The possible reasons for the observed enhancement in relative bioavailability of sertraline from prepared S-SNEDDS formulation could be many. For instance, increased absorption of sertraline from S-SNEDDS was possible because of enhanced solubilization provided by the surfactant mixture along with the amorphous state of the drug. It has been disclosed that the irregular molecular orientation that exists in the amorphous state causes an improvement of aqueous solubility and therefore enhanced dissolution rate in contrast to their crystalline analog [64]. Different degrees of molecular order can occur simultaneously in S-SNEDDS, leading to the existence of both crystalline and amorphous systems [64]. However, the characteristics of the greater amorphous component present in S-SNEDDS could be advantageous and hence enhance the biopharmaceutical performance of pharmaceutical products [37]. Sertraline S-SNEDDS could form nanoemulsion droplets spontaneously after dispersion in the gastrointestinal tract and have the capacity to absorb quickly, being a BCS class II compound. Moreover, the nano-sized emulsion globules have the potential ability to transport drugs through the transcellular route for gastrointestinal absorption.

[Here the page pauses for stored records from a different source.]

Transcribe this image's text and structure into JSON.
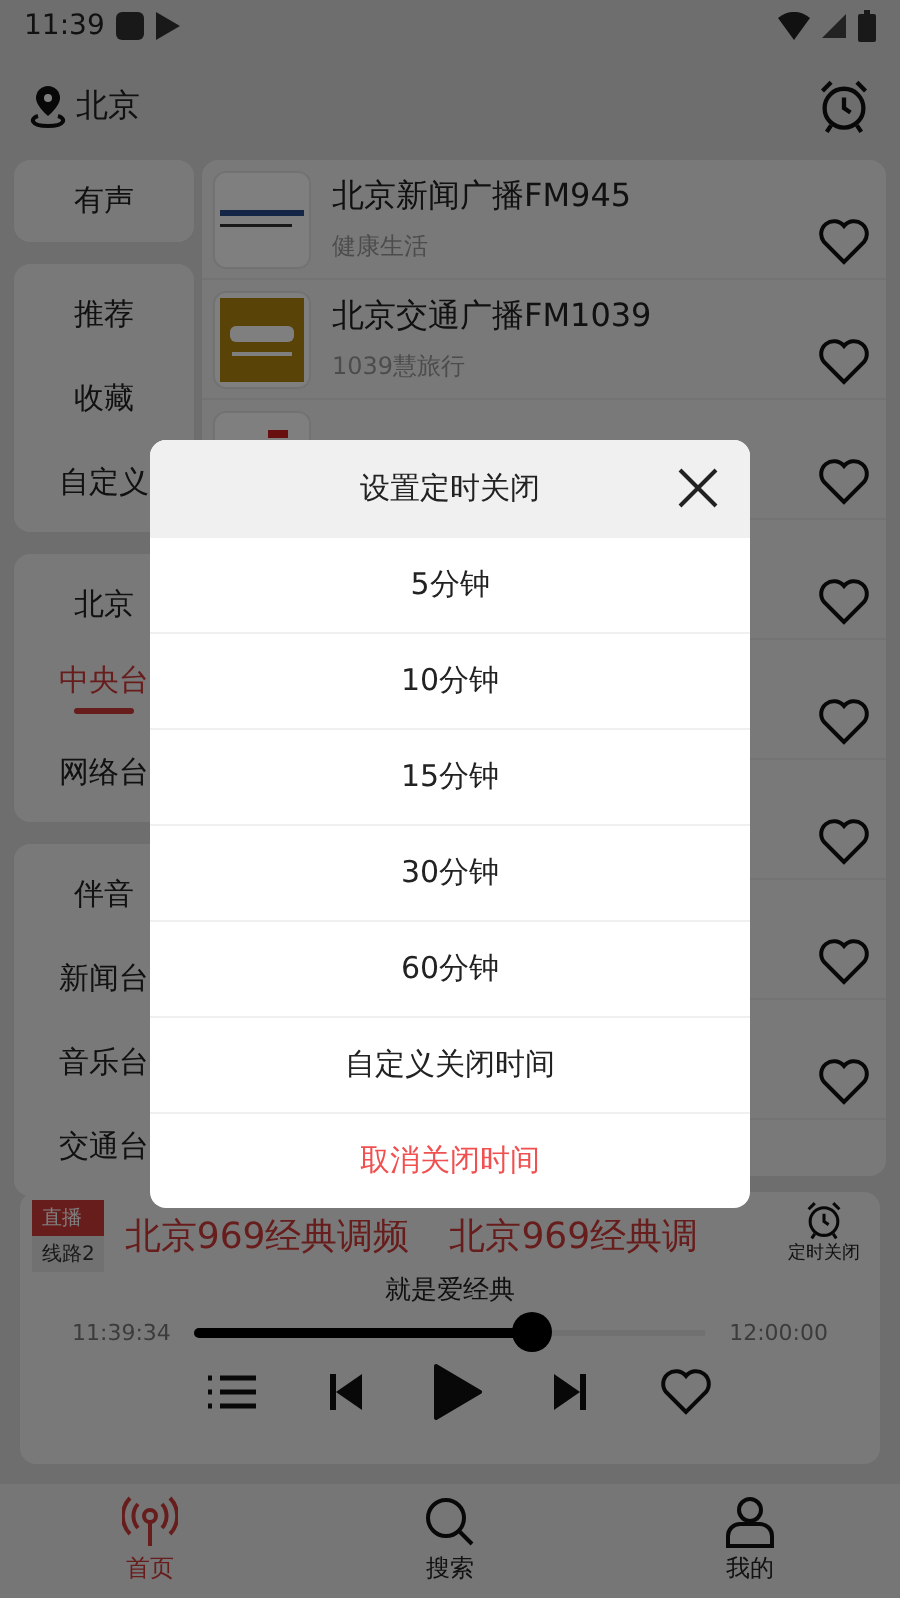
{
  "status_bar": {
    "time": "11:39"
  },
  "header": {
    "location": "北京"
  },
  "sidebar": {
    "groups": [
      {
        "items": [
          {
            "label": "有声",
            "selected": false
          }
        ]
      },
      {
        "items": [
          {
            "label": "推荐",
            "selected": false
          },
          {
            "label": "收藏",
            "selected": false
          },
          {
            "label": "自定义",
            "selected": false
          }
        ]
      },
      {
        "items": [
          {
            "label": "北京",
            "selected": false
          },
          {
            "label": "中央台",
            "selected": true
          },
          {
            "label": "网络台",
            "selected": false
          }
        ]
      },
      {
        "items": [
          {
            "label": "伴音",
            "selected": false
          },
          {
            "label": "新闻台",
            "selected": false
          },
          {
            "label": "音乐台",
            "selected": false
          },
          {
            "label": "交通台",
            "selected": false
          }
        ]
      }
    ]
  },
  "stations": [
    {
      "kind": "station",
      "name": "北京新闻广播FM945",
      "subtitle": "健康生活"
    },
    {
      "kind": "station",
      "name": "北京交通广播FM1039",
      "subtitle": "1039慧旅行"
    },
    {
      "kind": "partial"
    },
    {
      "kind": "covered"
    },
    {
      "kind": "covered"
    },
    {
      "kind": "covered"
    },
    {
      "kind": "covered"
    },
    {
      "kind": "covered"
    }
  ],
  "player": {
    "live_badge": "直播",
    "line_badge": "线路2",
    "titles": [
      "北京969经典调频",
      "北京969经典调"
    ],
    "timer_label": "定时关闭",
    "program": "就是爱经典",
    "start_time": "11:39:34",
    "end_time": "12:00:00",
    "level": 0.66
  },
  "bottom_nav": [
    {
      "label": "首页",
      "selected": true
    },
    {
      "label": "搜索",
      "selected": false
    },
    {
      "label": "我的",
      "selected": false
    }
  ],
  "dialog": {
    "title": "设置定时关闭",
    "options": [
      {
        "label": "5分钟",
        "kind": "normal"
      },
      {
        "label": "10分钟",
        "kind": "normal"
      },
      {
        "label": "15分钟",
        "kind": "normal"
      },
      {
        "label": "30分钟",
        "kind": "normal"
      },
      {
        "label": "60分钟",
        "kind": "normal"
      },
      {
        "label": "自定义关闭时间",
        "kind": "normal"
      },
      {
        "label": "取消关闭时间",
        "kind": "danger"
      }
    ]
  }
}
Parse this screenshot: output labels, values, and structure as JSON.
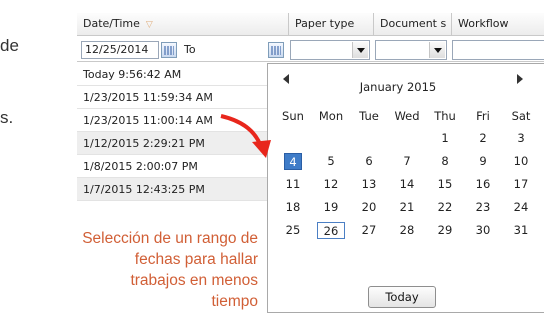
{
  "background": {
    "text_de": "de",
    "text_s": "s."
  },
  "caption": {
    "lines": [
      "Selección de un rango de",
      "fechas para hallar",
      "trabajos en menos",
      "tiempo"
    ]
  },
  "grid": {
    "headers": {
      "date_time": "Date/Time",
      "paper_type": "Paper type",
      "document": "Document s",
      "workflow": "Workflow"
    },
    "filter": {
      "date_from": "12/25/2014",
      "to_label": "To"
    },
    "rows": [
      "Today 9:56:42 AM",
      "1/23/2015 11:59:34 AM",
      "1/23/2015 11:00:14 AM",
      "1/12/2015 2:29:21 PM",
      "1/8/2015 2:00:07 PM",
      "1/7/2015 12:43:25 PM"
    ]
  },
  "calendar": {
    "title": "January 2015",
    "weekdays": [
      "Sun",
      "Mon",
      "Tue",
      "Wed",
      "Thu",
      "Fri",
      "Sat"
    ],
    "weeks": [
      [
        "",
        "",
        "",
        "",
        "1",
        "2",
        "3"
      ],
      [
        "4",
        "5",
        "6",
        "7",
        "8",
        "9",
        "10"
      ],
      [
        "11",
        "12",
        "13",
        "14",
        "15",
        "16",
        "17"
      ],
      [
        "18",
        "19",
        "20",
        "21",
        "22",
        "23",
        "24"
      ],
      [
        "25",
        "26",
        "27",
        "28",
        "29",
        "30",
        "31"
      ]
    ],
    "selected_day": "4",
    "today_day": "26",
    "today_button": "Today"
  },
  "colors": {
    "accent": "#d15f36",
    "arrow": "#e8261c",
    "selection": "#3f7cc8"
  },
  "icons": [
    "filter-icon",
    "calendar-icon",
    "dropdown-arrow-icon",
    "prev-month-icon",
    "next-month-icon",
    "pointer-arrow-icon"
  ]
}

Similarly, non-ionic surfactant (Tween 80) might have enhanced the solubility of sertraline through micellar solubilization besides decreasing the interfacial surface tension and thereby enhancing the permeation of the drug via the epithelial barrier. In addition, the lipidic constituents included in the formulation can solubilize a considerable amount of this lipophilic molecule and promote self-emulsification, besides having the capacity to promote a portion of drug transferred via the intestinal lymphatic system, thus promoting gastrointestinal absorption. Overall, it can be concluded from the in vivo pharmacokinetic evaluation that prepared S-SNEDDS formulation significantly improved solubility, dissolution, and absorption, which in turn resulted in greater bioavailability of sertraline.

4. Conclusions

To improve the solubility of the poorly water-soluble drug, sertraline, the S-SNEDDS approach was employed. Initially, screening of nanoemulsion formulation was carried out by examining the influence of the quantity of oil, surfactant, and co-surfactant on dissolution efficiency, globule size, and self-emulsification time. The selected liquid SNEDDS formulation (batch F4) was converted to a flowable powder using microcrystalline cellulose as a solid carrier and Aerosil 200 as coating material. The powder was compressed into tablet dosage to integrate the bioavailability enhancement of sertraline besides solving the formulation challenges typically associated with liquid lipid formulations. A rapid and complete drug release noticed in S-SNEDDS formulation met the acceptance criteria specified in the USP dissolution specification guidance for immediate release dosage forms. DSC and XRD data signify the complete transformation of crystalline sertraline in the prepared formulation, which might be contributing towards the improvement of solubility and thereby dissolution enhancement of the drug. The FTIR study confirms no interaction between the drug and excipients used. In vivo data demonstrate a significant (p < 0.0001) difference in the C_max, and AUC_0-α by prepared S-SNEDDS as compared to control, indicating improvement in oral absorption of sertraline. In conclusion, the results obtained here demonstrated the feasibility of S-SNEDDS to enhance the oral bioavailability and thereby the clinical efficacy of sertraline.